The Start menu is your way into Windows and the web—it’s where you find your apps and start your searches, where you go to customise the system and organise your digital life. It’s the hub of everything you do on your Windows computer, so don’t settle for the default configuration: Make the Start menu your own.
Start menu basics
To access the basic Start menu settings, open the Start menu itself and click the cog icon on the left. Choose Personalisation, then Start, and you can turn various Start menu features on or off, including whether or not recently installed and frequently used apps are shown. The main apps list can be hidden altogether, leaving only the tiles.
If you long for the days of Windows 8 when the Start screen would take over the whole of the display, you can bring those days back by turning on the toggle switch for Use Start full screen. Click Choose which folders appear on Start to show or hide links to Downloads, Documents, Music and so on.
The settings for the look of the Start menu are somewhere else: Click Colours under the Personalisation heading to pick a different accent colour for the Start menu (and other elements of Windows). You can enable transparency effects and switch to dark mode here too—the changes apply to the whole operating system, including the Start menu.
If you tick the Start, taskbar, and action centre box then a variation of the accent colour you’ve picked acts as the background to the Start menu (and taskbar) as well as the accents (like the app tiles) themselves, rather than the regular black. Any changes you make get applied in real time, so you can quickly undo any modifications you don’t like.
Adding and organising apps
Any application installed on your system gets added to the master apps list on the left of the Start menu (use the settings screens mentioned in the previous sections to show or hide this list). If you want to see a larger tile for the program on the right of the Start menu, right-click its entry in the list and choose Pin to Start.
Once you have a tile pinned, click and drag it to move it around. Drag it on top of another app icon to create a new folder, or on top of a folder to place it in there. You can also create new groups of application shortcuts by dragging an icon to an empty spot (click above an icon group to name or rename it).
Right-click on a tile and in some cases a Resize option appears (it depends on how the app developer has coded it). This gives you more choices for designing and configuring the Start menu, and getting the programs you need front and centre. Choose Unpin from Start to remove a tile.
That right-click menu also acts as a link to some other useful shortcuts too, depending on the app in question: You can see your recently viewed websites with Google Chrome, for example, or recently opened files in Microsoft Excel. If you right-click on the iTunes icon, meanwhile, you can eject devices, shuffle music, and more.
Adding other shortcuts
The Start menu isn’t just for your applications—shortcuts to files and websites (and web apps) can be kept here too. When it comes to folders, you need to open them up in File Explorer first, then right-click and choose Pin to Start. Certain folders, like the default Music and Video ones, can be added from the settings pane we mentioned above.
Shortcuts for files can be added to, but it’s a rather convoluted process: From File Explorer, hold down Alt then click and drag a file to the desktop to create a shortcut to it. Then, move that shortcut to the C: ProgramData Microsoft Windows Start Menu Programs folder—it’ll then appear on the main apps list on the left and can be pinned to the tiles pane just like a program.

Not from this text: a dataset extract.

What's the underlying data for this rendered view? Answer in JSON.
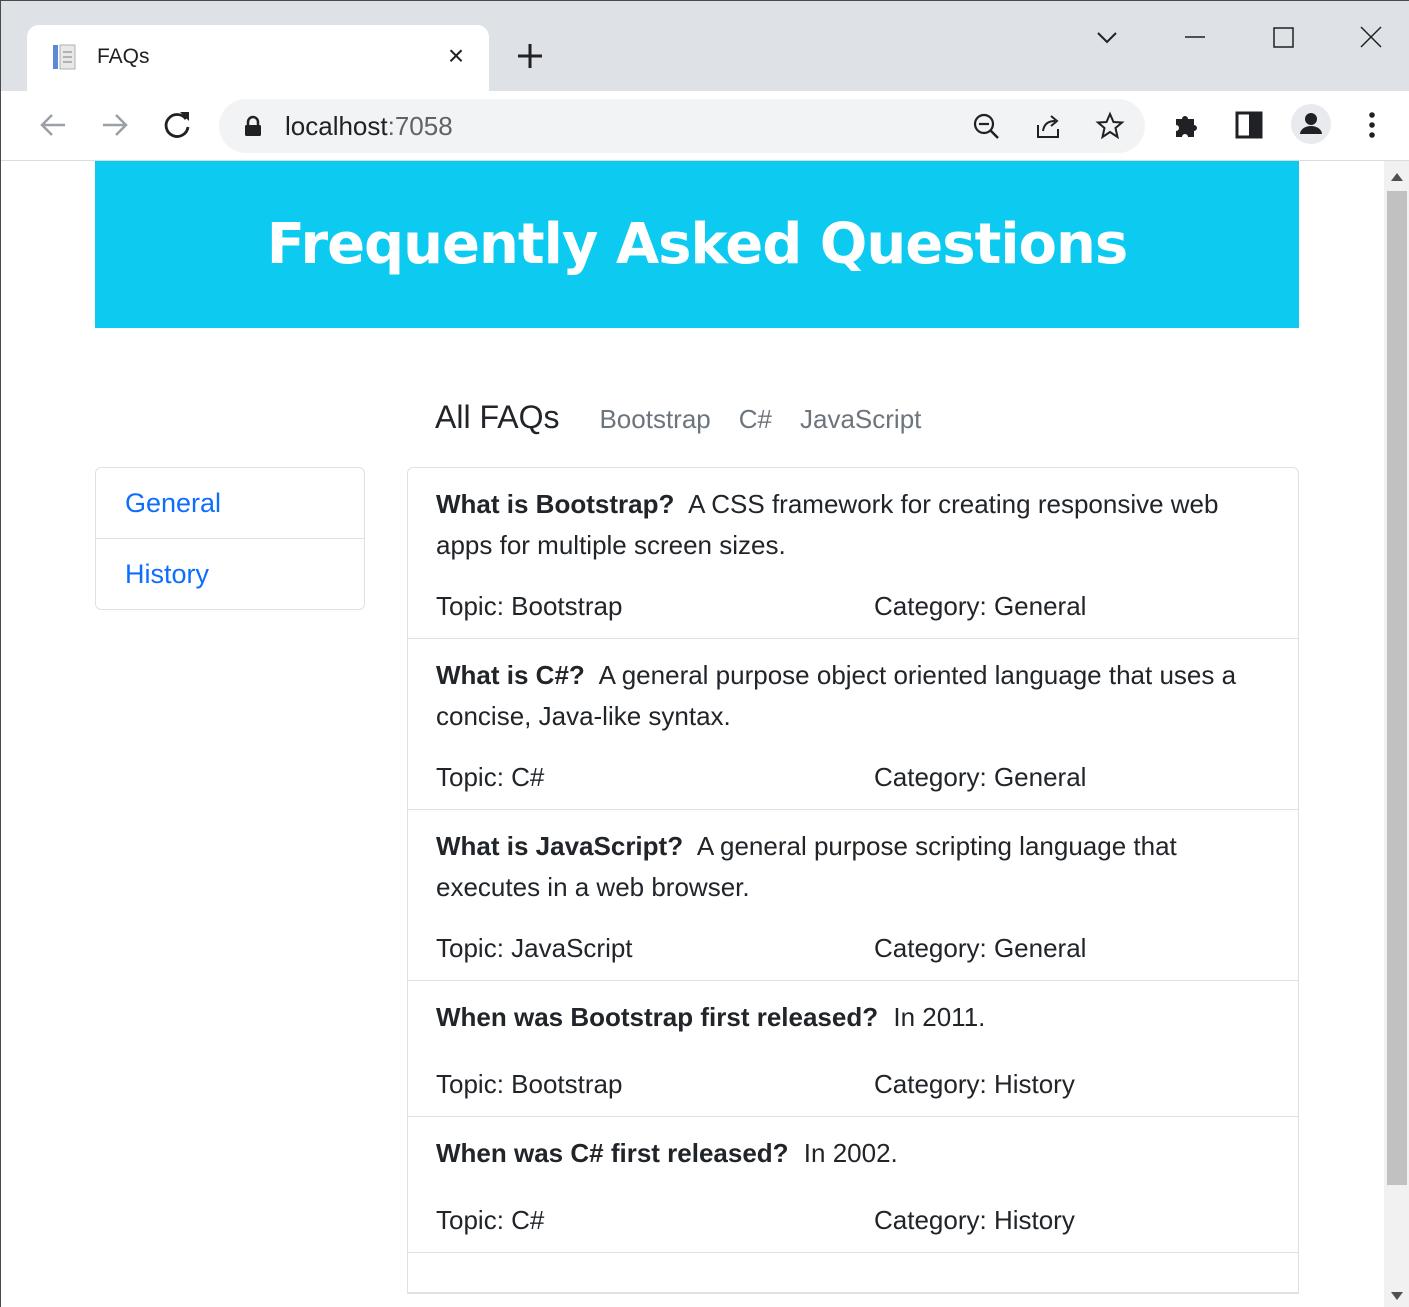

Adding website and web app links is a little easier, at least in Edge: Click the three dots (top right) to open the program menu, then choose More tools and Pin this page to Start. The link you’ve created gets added to the tiles (and opens in Edge). In Chrome, open the chrome://apps page, right-click and choose Create shortcuts then Start menu—this only works on that page and only on web apps.
To open other web links in other browsers, the browser needs to be set as the default for Windows. with the page open, click and drag the URL to the desktop to create a shortcut, then move that shortcut to the same C: ProgramData Microsoft Windows Start Menu Programs folder in File Explorer that we mentioned earlier.
Start menu extras and features
That’s most of the Start menu customisation options and tweaks covered, but there are a few other points to mention. To quickly uninstall an app from the system completely, for example, right-click on its Start menu entry and choose Uninstall. This wipes it from your system, not just the Start menu.
By now you’ve probably worked out the Windows key on your keyboard (if you have one) launches the Start menu. You might have also found the ‘alternative’ Start menu that appears if you right-click on the Start menu button—it gives you quick access to parts of the system like Device Manager and the Network Connections screen.
The icons down the left of the Start menu give you access to frequently used folders and File Explorer, as well as your Microsoft account settings (if you’re signing in with a Microsoft account): Click your avatar to change your account settings or to lock your computer if you’re stepping away from it for a while. The Start menu is resizable too, which you might not have noticed—click and drag the top or right-hand edge of the menu to change its size.
You can even remove all the tiles and shrink the menu right down for a more classic look, if you want. Finally, if you have a lot of apps, click any letter heading in the apps list for a quicker way of searching through them (you can also remove and rename shortcuts by going to the C: ProgramData Microsoft Windows Start Menu Programs folder that we’ve already mentioned).